While I welcome any opportunity to explore new places near or far, I often find myself seeking adventure off the beaten path to remote places where I have the chance to be thrown into a culture and way of life seemingly in contrast to my own. It is during these experiences with people that I become most in admiration of our common humanity and fundamental sameness, as well as the beautiful diversity of ways in which that manifests externally in the ways we live.
I had the opportunity to travel to one of the most remote places on earth when I ventured to Mustang, Nepal, known to many as the “Lost Kingdom of Tibet.” Situated amongst the Himalayas and bordering Tibet to the North, Mustang is one of the last places in the world where traditional Tibetan culture remains relatively isolated from the outside world. Due to China’s ever increasing presence in the region, especially their building of a road connecting Lower Mustang to the walled city of Lo Manthang, the region is quickly changing.
The region was closed to outsiders until the 1990’s, and today only a handful of people are given permits to travel there. But for those seeking an adventure and a rare culturally immersive experience, you can pay a hefty permit fee of $500 per person (for 10 days – $50 per day after) and hire a guide to take you on a trek through some of the world’s most ancient villages.
I am writing this post in hopes of bringing attention to Nepal, the country that has left me with the greatest sense of awe and enchantment and that is closest to my heart. I’d like to share a little bit of the beauty that can be found there to inspire people to one day go and see all that Nepal has to offer for themselves. I also will be selling prints to anyone interested in hopes of doing what little I can in helping them rebuild from the devastation of the recent earthquake. Thank you for taking the time to look and to anyone who would like to support this cause.
Boudhanath Stupa is a must-see for anyone visiting Nepal. It’s been an important place of pilgrimage for Buddhists for centuries and home to a large influx of refugees fleeing Tibet. With the sounds of ‘Om Mani Padme Hum’ mantras ringing out from shops, the smells of incense, and the blur of colors and people walking around the stupa, Boudhanath is a peaceful and calming place.
With over fifty monasteries in Boudhanath, the air is constantly filled with sounds of horns, bells, and prayers. Here is a photograph taken of monks carrying a Guru Rinpoche statue during a ceremony.
Young monks line up next to Boudhanath Stupa with offering bowls for donations.
All treks to Mustang start off in the city of Pokhra, which is a twenty-five minute flight from Kathmandu, or a 5 to 7 hour journey by bus or car. Once in Pokhra, I met the guide and fellow trekkers and then took a twenty-minute flight to the Lower Mustang town of Jomsom, which serves as an entry point for those entering Mustang.

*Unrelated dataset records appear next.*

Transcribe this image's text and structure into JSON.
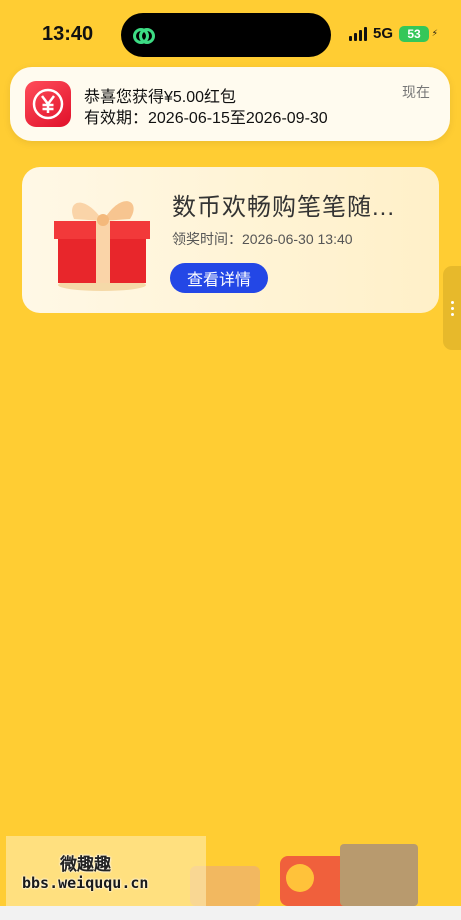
{
  "status_bar": {
    "time": "13:40",
    "network": "5G",
    "battery": "53"
  },
  "notification": {
    "title": "恭喜您获得¥5.00红包",
    "subtitle": "有效期：2026-06-15至2026-09-30",
    "time": "现在"
  },
  "card": {
    "title": "数币欢畅购笔笔随...",
    "time_label": "领奖时间：2026-06-30 13:40",
    "button_label": "查看详情"
  },
  "watermark": {
    "name": "微趣趣",
    "url": "bbs.weiququ.cn"
  },
  "colors": {
    "background": "#FFCD33",
    "button": "#2347E6",
    "app_icon": "#E8192C",
    "battery": "#34C759"
  }
}
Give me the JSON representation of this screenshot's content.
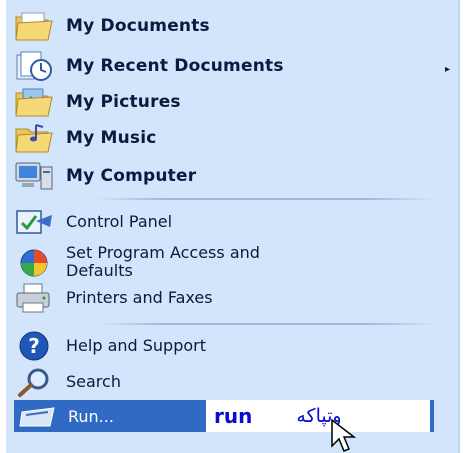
{
  "menu": {
    "items": [
      {
        "label": "My Documents",
        "icon": "my-documents-folder-icon"
      },
      {
        "label": "My Recent Documents",
        "icon": "recent-documents-icon",
        "submenu_arrow": "▸"
      },
      {
        "label": "My Pictures",
        "icon": "my-pictures-folder-icon"
      },
      {
        "label": "My Music",
        "icon": "my-music-folder-icon"
      },
      {
        "label": "My Computer",
        "icon": "my-computer-icon"
      }
    ],
    "system_items": [
      {
        "label": "Control Panel",
        "icon": "control-panel-icon"
      },
      {
        "label": "Set Program Access and\nDefaults",
        "icon": "program-access-icon"
      },
      {
        "label": "Printers and Faxes",
        "icon": "printer-icon"
      }
    ],
    "help_items": [
      {
        "label": "Help and Support",
        "icon": "help-icon"
      },
      {
        "label": "Search",
        "icon": "search-icon"
      }
    ],
    "run": {
      "label": "Run...",
      "icon": "run-icon",
      "annotation_en": "run",
      "annotation_ar": "وتپاکه"
    }
  },
  "colors": {
    "menu_bg": "#d3e5fa",
    "highlight": "#316ac5",
    "annotation_text": "#0b0bd0"
  }
}
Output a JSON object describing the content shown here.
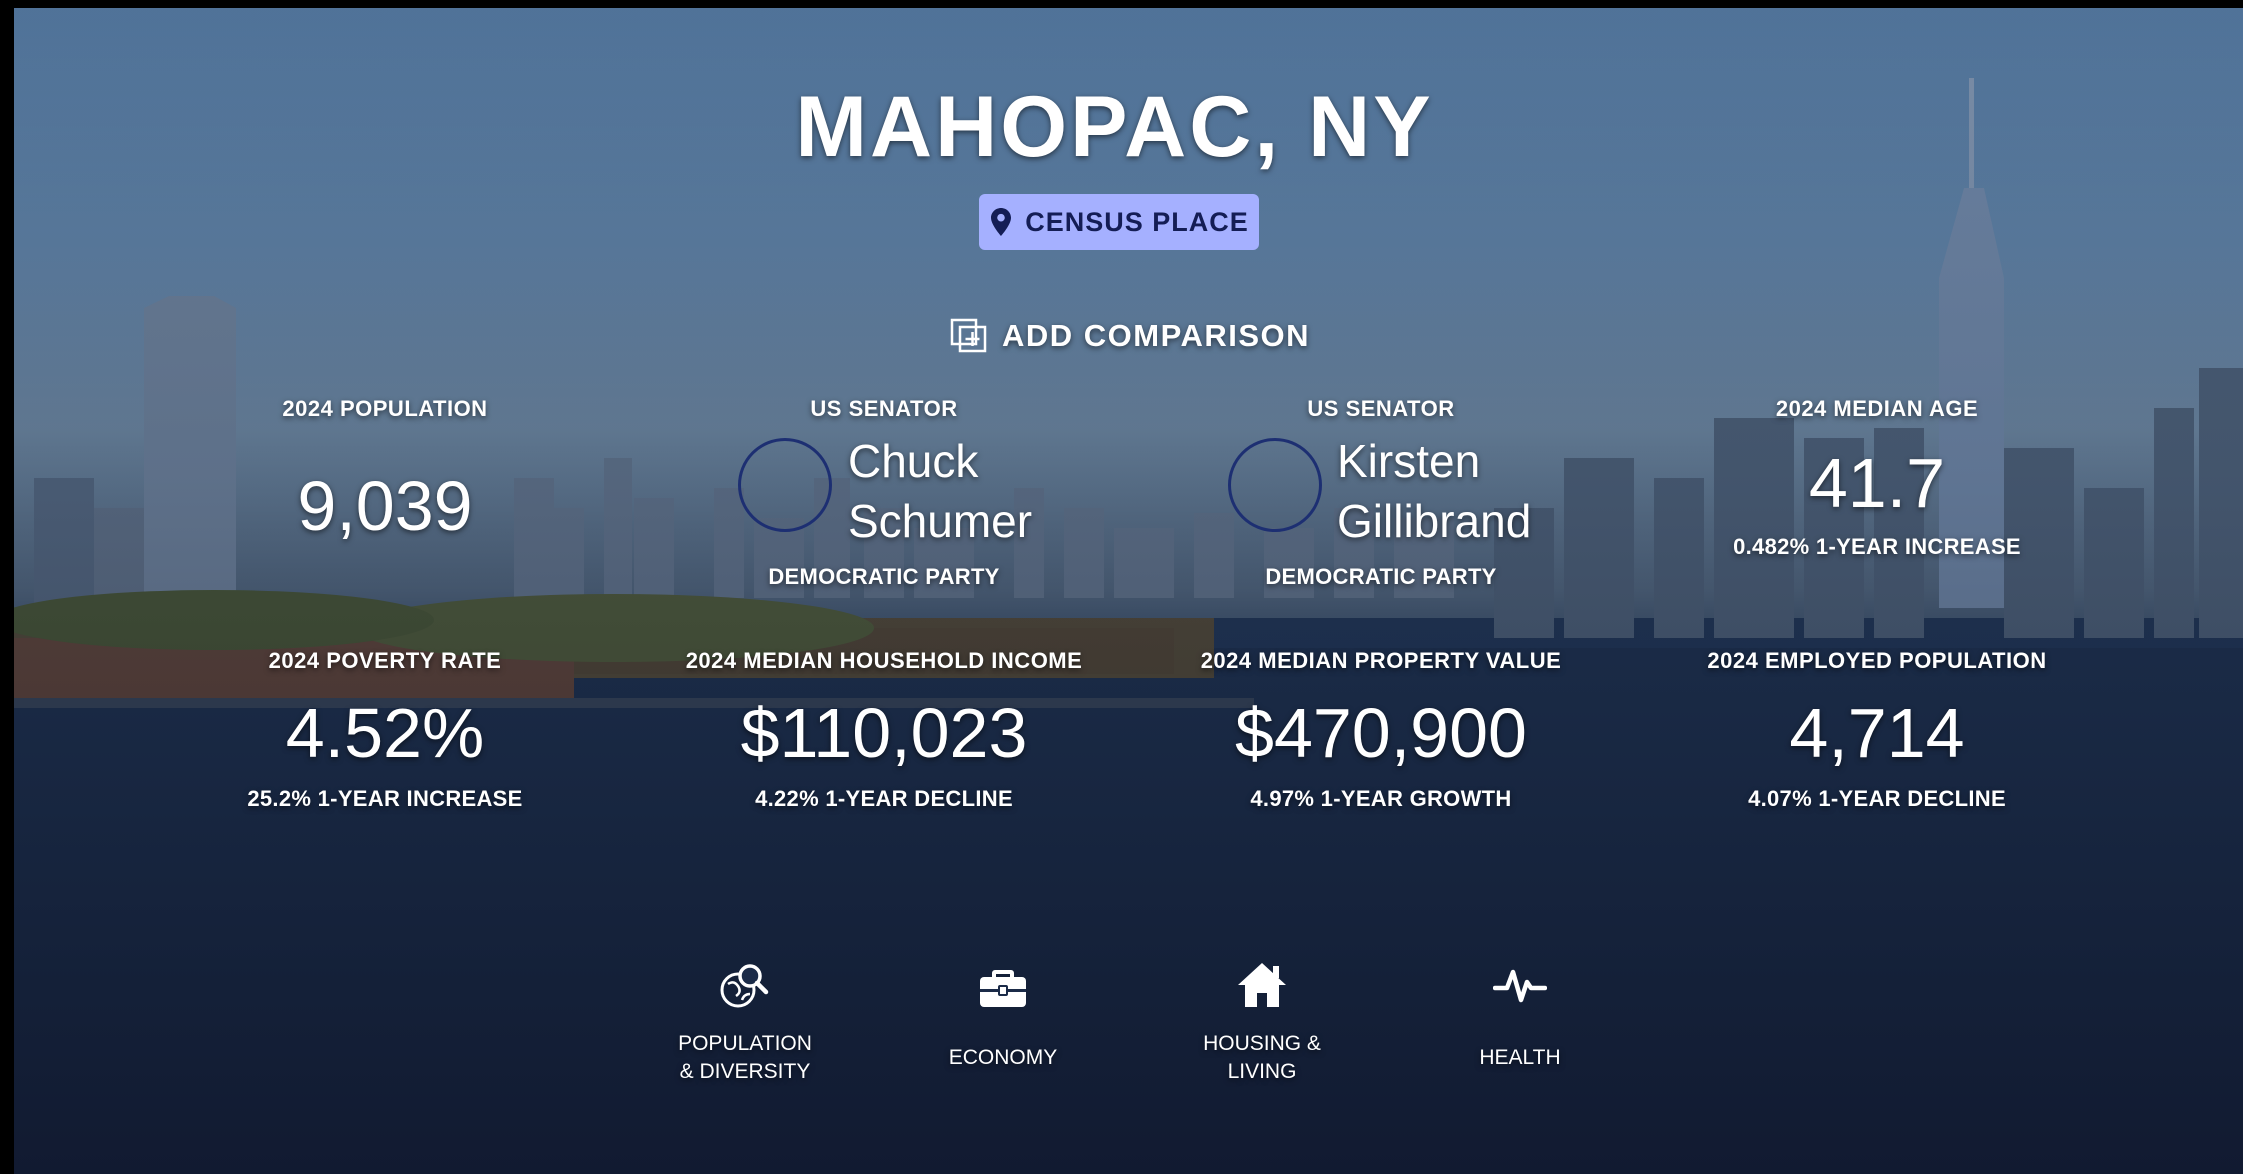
{
  "page": {
    "title": "MAHOPAC, NY",
    "badge": {
      "icon": "map-pin-icon",
      "label": "CENSUS PLACE"
    },
    "add_comparison": {
      "icon": "add-comparison-icon",
      "label": "ADD COMPARISON"
    }
  },
  "stats_row1": {
    "population": {
      "label": "2024 POPULATION",
      "value": "9,039"
    },
    "senator1": {
      "label": "US SENATOR",
      "first": "Chuck",
      "last": "Schumer",
      "party": "DEMOCRATIC PARTY"
    },
    "senator2": {
      "label": "US SENATOR",
      "first": "Kirsten",
      "last": "Gillibrand",
      "party": "DEMOCRATIC PARTY"
    },
    "median_age": {
      "label": "2024 MEDIAN AGE",
      "value": "41.7",
      "change": "0.482% 1-YEAR INCREASE"
    }
  },
  "stats_row2": {
    "poverty": {
      "label": "2024 POVERTY RATE",
      "value": "4.52%",
      "change": "25.2% 1-YEAR INCREASE"
    },
    "income": {
      "label": "2024 MEDIAN HOUSEHOLD INCOME",
      "value": "$110,023",
      "change": "4.22% 1-YEAR DECLINE"
    },
    "property": {
      "label": "2024 MEDIAN PROPERTY VALUE",
      "value": "$470,900",
      "change": "4.97% 1-YEAR GROWTH"
    },
    "employed": {
      "label": "2024 EMPLOYED POPULATION",
      "value": "4,714",
      "change": "4.07% 1-YEAR DECLINE"
    }
  },
  "categories": [
    {
      "icon": "population-diversity-icon",
      "line1": "POPULATION",
      "line2": "& DIVERSITY"
    },
    {
      "icon": "briefcase-icon",
      "line1": "ECONOMY",
      "line2": ""
    },
    {
      "icon": "house-icon",
      "line1": "HOUSING &",
      "line2": "LIVING"
    },
    {
      "icon": "heartbeat-icon",
      "line1": "HEALTH",
      "line2": ""
    }
  ],
  "colors": {
    "badge_bg": "#a5b0ff",
    "badge_text": "#141d55",
    "senator_ring": "#1d2f72"
  }
}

A few hour wind delay had us waiting in Pokhra before we were rushed onto the runway and into the plane to take off before high winds returned. Emerging from the clouds shortly after takeoff to blue sky and the tallest mountains in the world is humbling to say the least.
Throughout the trek, we passed a lot of locals riding ponies, the preferred method of transportation in the region. It made me think about all of the people who have ridden through these mountains for thousands of years.
One of the memorable parts of the trek was visiting Guru Rinpoche cave. In the Buddhist tradition, Guru Rinpoche, the “Lotus Born,” was said to have spent three years in private retreat here on his journey from India to introduce Buddhism into Tibet, Bhutan, and other neighboring countries in the 8th century AD.
The caretaker, seen in this photograph, could not communicate with me at all, but he had an overwhelming presence of kindness and calm. I wondered how long it had been since he had seen anyone.
This one is one of my favorite photographs from my time in Nepal, the rich blue mala beads contrasting with his worn and chalky hands.
In this photo, a Stupa can be see along a road deep into Mustang, the Himalayan mountains looming the background. The magnitude of the never-ending mountain landscape certainly put things into perspective and gave me an overwhelming sense of adventure.
I came across this herder just outside the village of Ghiling. He was most likely heading into the mountains for days, or perhaps weeks, to let his goats graze.
Kunga Sangpo, the monk at Choling Monastery was kind enough to let me into his monastery. A lot of the kids in Mustang, many of whom are trained as monks, are choosing to leave the mountains for a more modern life in Kathmandu. The majority of people in Mustang leave during the harsh winter months.
Mustang does not get the Indian monsoon rains that most of Nepal gets, so the people have designed a web of irrigation canals which catch water from the melting mountain snow and bring water to the arid landscape. This man has just picked Yam Bhadur, a commonly grown vegetable in Mustang, and was preparing it for sale. Two pounds sells for about 50 cents.
In all my travels, one consistency that I always enjoy are kids and their willingness to engage me and especially my camera. These twins were especially curious and kept on asking me to take more and more photos of them. Their red wind burned cheeks were a sign of the conditions they endure living amongst the Himalayas.
After hiking nearly 20k through steep inclines and declines, the village of Syangboche was a very welcomed site. I’ve experienced high altitude hiking before when I summited Mt. Kilimanjaro in Africa, but in Mustang with the altitude reaching 15,000 feet, it was definitely a new and challenging experience.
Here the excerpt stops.